Prima di tutto perché ciò che serviva a Good Omens era proprio andare avanti, cambiare nella sua dinamicità. In secondo luogo, la narrazione del rapporto tra i due era arrivata ad un punto dal quale sarebbe stato veramente difficile tornare indietro. Eppure, l’episodio finale di Goos Omens, sembra esserci riuscito.

Aziraphale e Crowley avranno modo di rivedersi e di intraprendere una piccolissima avventura insieme (cercano, appunto, Gesù) ma in maniera molto frettolosa e soprattutto troppo poco emotiva ed emozionante. Come fossero costretti a chiuderla lì, senza girarci troppo intorno.

Probabilmente il problema, come si diceva, è stato proprio questo: la chiusura in qualche modo forzata da parte della produzione stessa di Good Omens. Il che quasi sicuramente non ha permesso di creare un’intera terza serie, né di scrivere una sceneggiatura più completa per l’unico episodio finale. Il risultato è che, anche le idee più interessanti, tendono a perdersi in una fretta che non lascia spazio quasi a nulla. Se non ad un finale scritto e pensato solo ed esclusivamente per i fan che lo avevano richiesto a gran voce. Aziraphale e Crowley rinunciano alla loro immortalità e si rincontrano da umani, innamorandosi di nuovo l’uno dell’altro e finendo la loro vita insieme. Tutto molto bello, tutto molto romantico, tutto molto poco originale purtroppo.

Good Omens
credits: Prima Video

E quando questa mancanza di originalità viene da una serie come Goos Omens, che invece ha sempre spiccato tra le altre in quanto ad unicità delle trame, la delusione è ancora più grande.

Il rimpianto è quello di non poter vedere una serie con un finale degno di essa, ma anche di non poter approfondire delle cose che invece meritavano di essere approfondite. La sensazione è che l’episodio finale di Good Omens abbia fatto quello che ha potuto, con tutti gli ostacoli e i problemi del caso.

In fondo, lo sforzo si vede, quantomeno quello di voler dare una chiusura ai fan della serie. Good Omens è stata e resterà una delle serie più originali del panorama del fantasy e questo sarà difficile da cambiare. È molto facile, infatti, che i più non baderanno troppo al finale di Good Omens, ma si soffermeranno soprattutto sulle prime due stagioni. Quelle che raccontano una storia ispirata alla Bibbia, fatta di tradimenti e misteri, portata avanti da un angelo e un demone incredibilmente alleati. La speranza è che la 3×01 non abbia tutto quel peso che aveva, fino a poco tempo fa, per chi la stava aspettando con ansia.

Probabilmente dovremmo solo imparare a riconoscere l’episodio finale di Good Omens come una piccola parentesi di chiusura, non necessario e non canonico. Un’appendice alla storia principale, una sorta di spin off di contorno.

A quel punto, potremmo scegliere dove far finire la serie.
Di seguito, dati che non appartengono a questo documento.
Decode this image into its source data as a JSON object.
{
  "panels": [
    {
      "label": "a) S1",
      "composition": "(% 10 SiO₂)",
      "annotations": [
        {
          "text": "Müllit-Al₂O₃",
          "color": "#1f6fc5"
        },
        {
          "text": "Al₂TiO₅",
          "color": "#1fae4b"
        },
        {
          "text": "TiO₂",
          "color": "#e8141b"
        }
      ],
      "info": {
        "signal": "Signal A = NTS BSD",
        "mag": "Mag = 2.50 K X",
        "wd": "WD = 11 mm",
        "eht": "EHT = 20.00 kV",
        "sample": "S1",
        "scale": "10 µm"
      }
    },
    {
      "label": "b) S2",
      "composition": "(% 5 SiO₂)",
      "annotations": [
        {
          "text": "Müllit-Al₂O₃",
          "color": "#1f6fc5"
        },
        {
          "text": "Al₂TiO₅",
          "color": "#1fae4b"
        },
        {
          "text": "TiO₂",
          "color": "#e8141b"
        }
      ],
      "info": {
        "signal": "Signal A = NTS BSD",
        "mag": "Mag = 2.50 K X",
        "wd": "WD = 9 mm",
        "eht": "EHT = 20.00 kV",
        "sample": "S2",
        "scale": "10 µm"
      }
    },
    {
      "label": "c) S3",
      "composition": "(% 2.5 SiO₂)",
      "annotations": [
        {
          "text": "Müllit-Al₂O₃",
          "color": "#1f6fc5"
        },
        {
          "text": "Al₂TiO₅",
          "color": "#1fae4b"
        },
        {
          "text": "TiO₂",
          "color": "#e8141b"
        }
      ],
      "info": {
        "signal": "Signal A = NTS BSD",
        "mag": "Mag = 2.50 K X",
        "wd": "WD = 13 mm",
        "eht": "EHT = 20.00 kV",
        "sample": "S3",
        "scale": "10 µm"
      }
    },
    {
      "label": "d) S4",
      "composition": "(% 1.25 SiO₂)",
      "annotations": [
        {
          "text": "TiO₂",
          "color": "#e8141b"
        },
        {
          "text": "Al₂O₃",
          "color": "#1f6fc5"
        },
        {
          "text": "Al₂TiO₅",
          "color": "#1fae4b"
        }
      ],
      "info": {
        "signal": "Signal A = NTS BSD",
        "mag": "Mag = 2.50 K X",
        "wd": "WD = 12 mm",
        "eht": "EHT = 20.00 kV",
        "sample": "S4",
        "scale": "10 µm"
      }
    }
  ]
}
Perché il problema più grande dell’episodio finale di Good Omens è proprio il suo non essere necessario. La serie poteva finire con Aziraphale e Crowley che si dichiarano l’uno all’altro? Assolutamente sì, nella maniera più assoluta sì. Perché, in fondo, non sempre c’è bisogno di saperne di più. Certe volte si può anche concludere con una speranza, con qualcosa in sospeso, con un sogno inespresso.